The Problem
Growth-stage SaaS companies hit a predictable inflection point: the roadmap that got you to $10M won't get you to $50M. Customer feedback contradicts your product vision. Board meetings surface questions you weren't prepared for. Engineering pushes back on timelines leadership promised.
The missing piece is strategic product leadership that engineering actually will partner with. Someone who's been in the room when 'impossible' becomes 'here's how.'
The Solution
As your Fractional CPO, I bridge the gap between product strategy and engineering reality.
With 20 years spanning software engineering, technical program leadership, and product strategy, I don't just set direction, I build product strategy that engineering wants to commit to, and customers value.

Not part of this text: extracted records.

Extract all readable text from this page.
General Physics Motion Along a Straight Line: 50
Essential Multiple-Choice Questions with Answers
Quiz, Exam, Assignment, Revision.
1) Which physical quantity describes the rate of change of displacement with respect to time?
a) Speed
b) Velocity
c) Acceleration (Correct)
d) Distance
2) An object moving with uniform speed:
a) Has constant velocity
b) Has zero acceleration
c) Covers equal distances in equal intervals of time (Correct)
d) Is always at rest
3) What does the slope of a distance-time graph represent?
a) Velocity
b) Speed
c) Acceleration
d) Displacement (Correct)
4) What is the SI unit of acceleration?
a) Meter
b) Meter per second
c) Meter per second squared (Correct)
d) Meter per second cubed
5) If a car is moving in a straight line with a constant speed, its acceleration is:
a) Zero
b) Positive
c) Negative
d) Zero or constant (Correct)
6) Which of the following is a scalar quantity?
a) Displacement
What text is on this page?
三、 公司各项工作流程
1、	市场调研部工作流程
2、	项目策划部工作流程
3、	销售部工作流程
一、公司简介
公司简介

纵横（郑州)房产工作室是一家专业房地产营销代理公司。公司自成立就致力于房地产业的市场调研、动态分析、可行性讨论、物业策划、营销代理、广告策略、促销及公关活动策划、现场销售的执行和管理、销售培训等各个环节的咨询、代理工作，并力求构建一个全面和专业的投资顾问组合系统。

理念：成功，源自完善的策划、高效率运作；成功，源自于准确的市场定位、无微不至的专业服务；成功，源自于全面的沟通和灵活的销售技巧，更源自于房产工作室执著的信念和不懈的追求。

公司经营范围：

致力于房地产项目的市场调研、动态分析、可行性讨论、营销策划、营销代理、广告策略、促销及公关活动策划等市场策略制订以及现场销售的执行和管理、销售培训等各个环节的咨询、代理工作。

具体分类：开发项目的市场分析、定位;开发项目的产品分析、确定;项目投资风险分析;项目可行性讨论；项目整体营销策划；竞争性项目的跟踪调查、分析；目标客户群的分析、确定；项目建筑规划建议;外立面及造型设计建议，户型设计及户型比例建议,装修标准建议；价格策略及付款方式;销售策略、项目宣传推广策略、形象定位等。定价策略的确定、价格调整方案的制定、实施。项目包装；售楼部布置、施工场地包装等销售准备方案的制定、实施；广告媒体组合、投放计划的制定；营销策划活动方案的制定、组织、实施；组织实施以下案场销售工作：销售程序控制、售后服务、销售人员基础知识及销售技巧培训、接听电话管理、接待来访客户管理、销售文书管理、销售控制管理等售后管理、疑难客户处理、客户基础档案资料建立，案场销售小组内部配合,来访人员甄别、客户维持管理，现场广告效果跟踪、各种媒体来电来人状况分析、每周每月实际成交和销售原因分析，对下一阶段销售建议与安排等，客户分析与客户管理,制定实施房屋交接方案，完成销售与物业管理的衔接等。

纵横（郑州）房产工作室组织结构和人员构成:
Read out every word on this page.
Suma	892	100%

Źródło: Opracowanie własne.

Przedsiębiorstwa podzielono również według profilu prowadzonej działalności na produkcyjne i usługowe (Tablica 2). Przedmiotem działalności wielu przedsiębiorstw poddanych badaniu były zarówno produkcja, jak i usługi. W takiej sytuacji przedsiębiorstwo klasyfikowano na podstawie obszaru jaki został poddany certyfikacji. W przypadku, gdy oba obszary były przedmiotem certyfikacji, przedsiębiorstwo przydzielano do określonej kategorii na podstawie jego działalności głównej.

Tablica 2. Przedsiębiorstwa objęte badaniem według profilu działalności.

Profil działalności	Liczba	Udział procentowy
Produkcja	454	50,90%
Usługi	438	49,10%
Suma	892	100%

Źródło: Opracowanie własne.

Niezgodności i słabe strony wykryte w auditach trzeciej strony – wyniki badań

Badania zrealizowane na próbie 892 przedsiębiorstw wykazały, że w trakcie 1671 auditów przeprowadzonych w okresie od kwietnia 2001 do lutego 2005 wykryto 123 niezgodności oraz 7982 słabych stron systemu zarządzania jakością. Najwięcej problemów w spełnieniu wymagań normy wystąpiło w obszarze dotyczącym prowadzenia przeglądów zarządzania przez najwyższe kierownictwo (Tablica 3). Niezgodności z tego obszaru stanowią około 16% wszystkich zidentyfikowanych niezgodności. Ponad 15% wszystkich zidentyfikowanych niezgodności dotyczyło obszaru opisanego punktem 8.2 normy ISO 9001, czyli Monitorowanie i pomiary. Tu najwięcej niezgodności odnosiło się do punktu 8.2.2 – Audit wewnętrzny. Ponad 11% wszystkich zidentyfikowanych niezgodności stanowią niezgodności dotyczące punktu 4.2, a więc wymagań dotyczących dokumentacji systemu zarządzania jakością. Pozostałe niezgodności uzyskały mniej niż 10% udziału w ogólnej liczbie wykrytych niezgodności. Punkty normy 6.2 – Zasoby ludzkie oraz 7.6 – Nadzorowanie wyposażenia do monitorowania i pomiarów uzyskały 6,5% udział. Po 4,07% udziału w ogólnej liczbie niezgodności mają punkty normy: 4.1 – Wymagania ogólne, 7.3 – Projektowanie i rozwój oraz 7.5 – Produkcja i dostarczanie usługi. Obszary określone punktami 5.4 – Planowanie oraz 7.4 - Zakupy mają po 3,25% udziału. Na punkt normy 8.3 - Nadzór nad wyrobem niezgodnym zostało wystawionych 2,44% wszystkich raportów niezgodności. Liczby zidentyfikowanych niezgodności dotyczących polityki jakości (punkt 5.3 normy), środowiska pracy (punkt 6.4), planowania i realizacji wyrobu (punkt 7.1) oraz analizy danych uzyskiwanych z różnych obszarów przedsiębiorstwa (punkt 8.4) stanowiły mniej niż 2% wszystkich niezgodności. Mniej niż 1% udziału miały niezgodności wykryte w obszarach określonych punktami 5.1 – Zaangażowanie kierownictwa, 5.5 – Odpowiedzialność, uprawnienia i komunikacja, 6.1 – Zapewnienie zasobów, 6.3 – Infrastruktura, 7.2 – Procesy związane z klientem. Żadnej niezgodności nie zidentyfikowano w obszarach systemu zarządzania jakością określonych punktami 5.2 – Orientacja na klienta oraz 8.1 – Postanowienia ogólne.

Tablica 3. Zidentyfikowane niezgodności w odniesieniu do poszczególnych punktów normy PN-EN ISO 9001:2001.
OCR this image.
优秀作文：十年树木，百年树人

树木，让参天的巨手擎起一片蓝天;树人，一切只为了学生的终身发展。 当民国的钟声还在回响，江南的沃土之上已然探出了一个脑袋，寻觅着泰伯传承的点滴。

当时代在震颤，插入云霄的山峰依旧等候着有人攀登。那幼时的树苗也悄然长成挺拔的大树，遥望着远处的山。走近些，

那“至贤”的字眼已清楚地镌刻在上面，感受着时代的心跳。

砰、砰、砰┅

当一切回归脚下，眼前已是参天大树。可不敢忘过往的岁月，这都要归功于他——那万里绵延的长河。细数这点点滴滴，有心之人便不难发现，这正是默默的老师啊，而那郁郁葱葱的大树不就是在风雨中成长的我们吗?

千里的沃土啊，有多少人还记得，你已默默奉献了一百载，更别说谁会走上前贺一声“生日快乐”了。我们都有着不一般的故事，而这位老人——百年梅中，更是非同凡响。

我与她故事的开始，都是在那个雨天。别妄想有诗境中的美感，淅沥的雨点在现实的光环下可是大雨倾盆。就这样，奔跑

I've been the engineer who's said, "this timeline is impossible." I've been the product leader explaining trade-offs to executives. I speak both languages, which means I can facilitate the conversations that most CPOs avoid and engineering teams resist.
The result: roadmaps that survive contact with reality, board meetings you walk into with confidence, and engineering partnerships build on mutual respect rather than tension.
The Proof
Drive measurable product impact FAST. At a high-growth automotive tech company, I evolved their web platform strategy, resulting in a 362% increase in organic traffic and strategic alignment that reduced rework by 80%. At a SaaS platform serving the restaurant industry, my customer-informed roadmap framework increased user retention by 50%.
Align product and engineering when it matters most. At a digital product agency, I transformed their reactive roadmap into predictable quarterly planning that directors praised within the first sprint: "...product finally connected to what engineering could actually deliver, turning conflicting priorities into committed execution."
Create strategic shifts that outlast my engagement. At a financial services platform, the product strategy and prioritization approach I established reduced support tickets by 70% and continued driving adoption long after I left. As one executive put it: "You didn't just fix our process, you changed how we think about product."
How I Work
Diagnose what's blocking strategic progress. I start with a strategic assessment to uncover gaps between leadership vision, customer needs, and engineering reality, surfacing the misalignments driving board questions and timeline conflicts.
Align strategy with what's actually achievable. I facilitate the hard conversations between leadership and engineering to build roadmaps both sides commit to. I ensure there are clear priorities that account for your market, team capabilities, and growth stage.
Partner with your team through execution. I work alongside leadership and engineering to prove the strategy works in practice, not just slides. I facilitate the decisions that get both sides bought in.
Build capability that outlasts the engagement. You're left with strategic clarity, decision-making muscle your team trusts, and the alignment to execute without needing me in every room.
About Me
I've spent 20 years on both sides of the product-engineering divide as a software engineer, engineering manager, and product strategy executive. I've built the features and shaped the strategy. That foundation is why engineering teams trust me and leadership gets straight answers.
I've led product strategy across automotive tech, SaaS platforms, and digital agencies. I've navigated pivots from services to product-led growth, managed regulated industry complexity, and built roadmaps that survived executive scrutiny. I've seen what breaks as companies scale, and I recognize the patterns before they become crises.
My approach is direct, collaborative, and grounded in reality. I ask hard questions, surface uncomfortable truths about product-market fit and delivery risk, and facilitate the decisions that get both engineering and leadership committed to the same plan. Teams appreciate that I understand their constraints. Executives value that I don't sugarcoat what's working and what isn't.